Szczegóły bulwersującej sprawy przytacza francuska gazeta "Le Figaro". Jak powiedział prawnik rodziców zmarłej, Vincent Sehier, "to była mała dziewczynka, która była całkowicie zdrowa i miała rozpocząć naukę w szóstej klasie we wrześniu". Prawnik podkreślił, że mamy do czynienia z "łańcuchem błędów" i "brakiem kompetencji ze strony zespołu opiekuńczego".

Reklama

Według Sehiera nastolatkę przyjęto do Szpitala Uniwersyteckiego w Breście 1 sierpnia; miała przejść operację na skoliozę. Do operacji jednak nie doszło, ponieważ młoda dziewczyna doznała perforacji tchawicy podczas przeprowadzania zabiegu znieczulenia. W wyniku perforacji doszło następnie do ucisków narządów i "niedotlenienia mózgu, co spowodowało śmierć dziecka" - twierdzi cytowany przez "Le Figaro" prawnik. Sehier zlecił analizę dokumentacji medycznej pięciu profesorom medycyny - informuje gazeta.

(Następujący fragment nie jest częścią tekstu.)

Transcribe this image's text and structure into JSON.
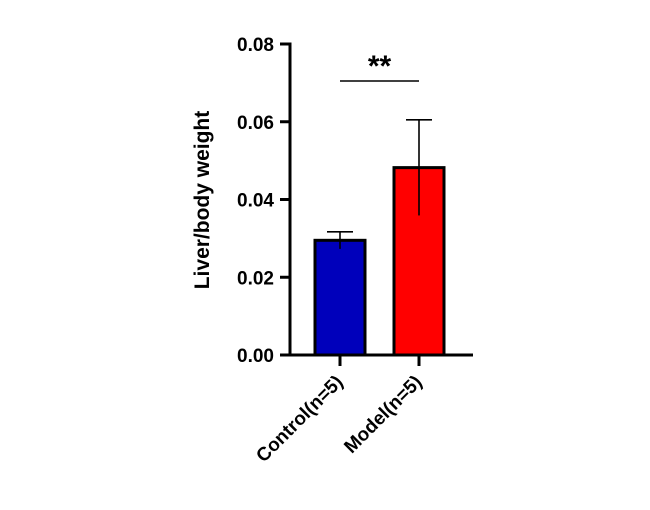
{
  "chart_data": {
    "type": "bar",
    "title": "",
    "xlabel": "",
    "ylabel": "Liver/body weight",
    "ylim": [
      0,
      0.08
    ],
    "yticks": [
      "0.00",
      "0.02",
      "0.04",
      "0.06",
      "0.08"
    ],
    "categories": [
      "Control(n=5)",
      "Model(n=5)"
    ],
    "values": [
      0.0295,
      0.0482
    ],
    "errors": [
      0.0022,
      0.0123
    ],
    "bar_colors": [
      "#0000bb",
      "#ff0000"
    ],
    "significance": {
      "label": "**",
      "between": [
        0,
        1
      ]
    },
    "grid": false,
    "legend": "none"
  }
}
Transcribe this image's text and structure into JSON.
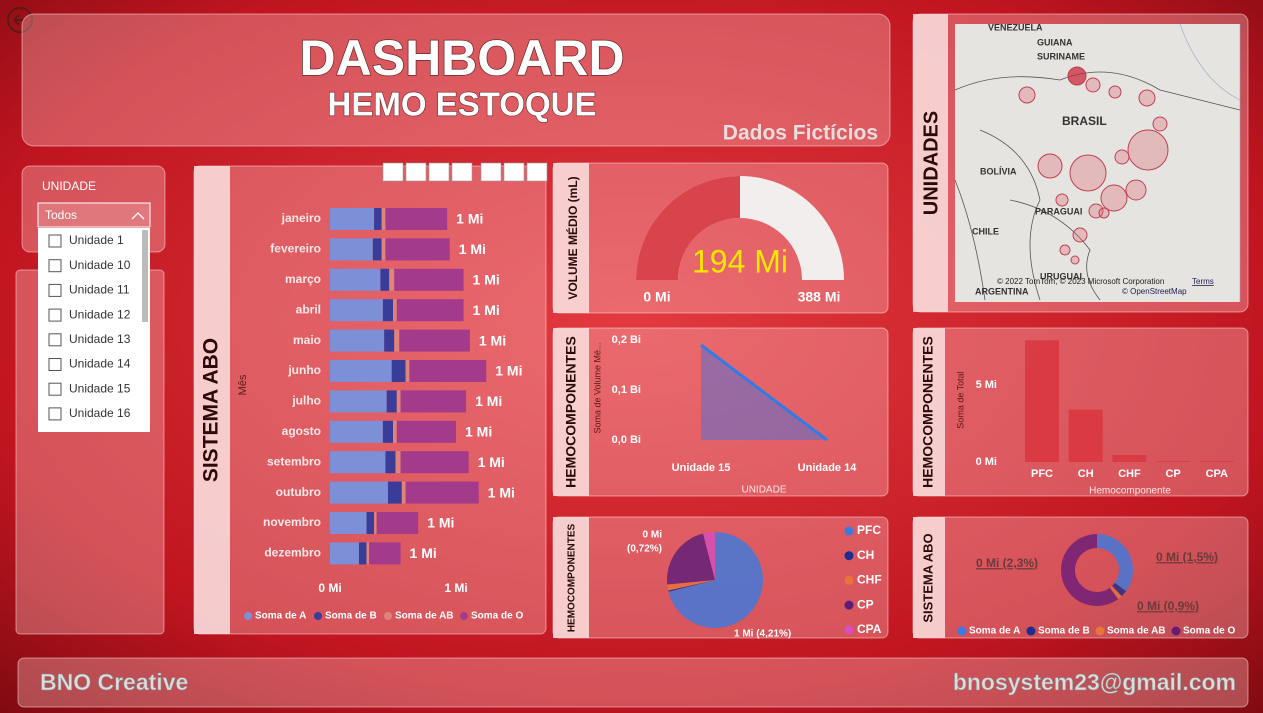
{
  "header": {
    "title": "DASHBOARD",
    "subtitle": "HEMO ESTOQUE",
    "note": "Dados Fictícios"
  },
  "slicer": {
    "label": "UNIDADE",
    "selected": "Todos",
    "items": [
      "Unidade 1",
      "Unidade 10",
      "Unidade 11",
      "Unidade 12",
      "Unidade 13",
      "Unidade 14",
      "Unidade 15",
      "Unidade 16"
    ]
  },
  "map": {
    "title": "UNIDADES",
    "labels": [
      "VENEZUELA",
      "GUIANA",
      "SURINAME",
      "BRASIL",
      "BOLÍVIA",
      "PARAGUAI",
      "CHILE",
      "URUGUAI",
      "ARGENTINA"
    ],
    "attribution": "© 2022 TomTom, © 2023 Microsoft Corporation",
    "terms": "Terms",
    "osm": "© OpenStreetMap"
  },
  "chart_data": [
    {
      "type": "hbar_stacked",
      "title": "SISTEMA ABO",
      "y_label": "Mês",
      "categories": [
        "janeiro",
        "fevereiro",
        "março",
        "abril",
        "maio",
        "junho",
        "julho",
        "agosto",
        "setembro",
        "outubro",
        "novembro",
        "dezembro"
      ],
      "series": [
        {
          "name": "Soma de A",
          "color": "#7d8fd6",
          "values": [
            350000,
            340000,
            400000,
            420000,
            430000,
            490000,
            450000,
            420000,
            440000,
            460000,
            290000,
            230000
          ]
        },
        {
          "name": "Soma de B",
          "color": "#3a3c9a",
          "values": [
            60000,
            70000,
            70000,
            80000,
            80000,
            110000,
            80000,
            80000,
            80000,
            110000,
            60000,
            60000
          ]
        },
        {
          "name": "Soma de AB",
          "color": "#e0847a",
          "values": [
            30000,
            30000,
            40000,
            30000,
            40000,
            30000,
            30000,
            30000,
            40000,
            30000,
            20000,
            20000
          ]
        },
        {
          "name": "Soma de O",
          "color": "#a33a8a",
          "values": [
            490000,
            510000,
            550000,
            530000,
            560000,
            610000,
            520000,
            470000,
            540000,
            580000,
            330000,
            250000
          ]
        }
      ],
      "total_labels": [
        "1 Mi",
        "1 Mi",
        "1 Mi",
        "1 Mi",
        "1 Mi",
        "1 Mi",
        "1 Mi",
        "1 Mi",
        "1 Mi",
        "1 Mi",
        "1 Mi",
        "1 Mi"
      ],
      "xlim": [
        0,
        1500000
      ],
      "xticks": [
        {
          "value": 0,
          "label": "0 Mi"
        },
        {
          "value": 1000000,
          "label": "1 Mi"
        }
      ],
      "legend": "bottom"
    },
    {
      "type": "gauge",
      "title": "VOLUME MÉDIO (mL)",
      "value": 194000000,
      "value_label": "194 Mi",
      "range": [
        {
          "value": 0,
          "label": "0 Mi"
        },
        {
          "value": 388000000,
          "label": "388 Mi"
        }
      ],
      "color": "#d9434c",
      "track_color": "#f3eeee"
    },
    {
      "type": "area",
      "title": "HEMOCOMPONENTES",
      "x_label": "UNIDADE",
      "y_label": "Soma de Volume Mé...",
      "categories": [
        "Unidade 15",
        "Unidade 14"
      ],
      "values": [
        190000000,
        0
      ],
      "color": "#2f7be8",
      "ylim": [
        0,
        200000000
      ],
      "yticks": [
        {
          "value": 0,
          "label": "0,0 Bi"
        },
        {
          "value": 100000000,
          "label": "0,1 Bi"
        },
        {
          "value": 200000000,
          "label": "0,2 Bi"
        }
      ]
    },
    {
      "type": "column",
      "title": "HEMOCOMPONENTES",
      "x_label": "Hemocomponente",
      "y_label": "Soma de Total",
      "categories": [
        "PFC",
        "CH",
        "CHF",
        "CP",
        "CPA"
      ],
      "values": [
        7900000,
        3400000,
        450000,
        50000,
        50000
      ],
      "color": "#d9363e",
      "ylim": [
        0,
        8200000
      ],
      "yticks": [
        {
          "value": 0,
          "label": "0 Mi"
        },
        {
          "value": 5000000,
          "label": "5 Mi"
        }
      ]
    },
    {
      "type": "pie",
      "title": "HEMOCOMPONENTES",
      "categories": [
        "PFC",
        "CH",
        "CHF",
        "CP",
        "CPA"
      ],
      "values": [
        71,
        0.5,
        2,
        22.5,
        4
      ],
      "colors": [
        "#3a7be0",
        "#1c2d8f",
        "#e8743b",
        "#5b1c7a",
        "#d64ebf"
      ],
      "annotations": [
        "0 Mi",
        "(0,72%)",
        "1 Mi (4,21%)"
      ]
    },
    {
      "type": "donut",
      "title": "SISTEMA ABO",
      "categories": [
        "Soma de A",
        "Soma de B",
        "Soma de AB",
        "Soma de O"
      ],
      "values": [
        35,
        3,
        2,
        60
      ],
      "colors": [
        "#3a7be0",
        "#1c2d8f",
        "#e8743b",
        "#6a1b7a"
      ],
      "annotations": [
        "0 Mi (2,3%)",
        "0 Mi (1,5%)",
        "0 Mi (0,9%)"
      ]
    }
  ],
  "footer": {
    "left": "BNO Creative",
    "right": "bnosystem23@gmail.com"
  }
}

Dziecko można było uratować

Zdaniem prawnika rodziny zmarłej dziewczynki, nawet po tej perforacji "nadal można było uratować dziecko". Wydaje się jednak, że […] nie podjęto odpowiednich decyzji terapeutycznych". Dziecko zostało uznane za zmarłe 3 sierpnia. Rodzice złożyli skargę 8 sierpnia.

Szpital Uniwersytecki w Breście odmówił komentarza w tej sprawie ze względu na toczące się postępowanie, składając "najgłębsze kondolencje rodzinie dziewczynki"- podaje "Le Figaro".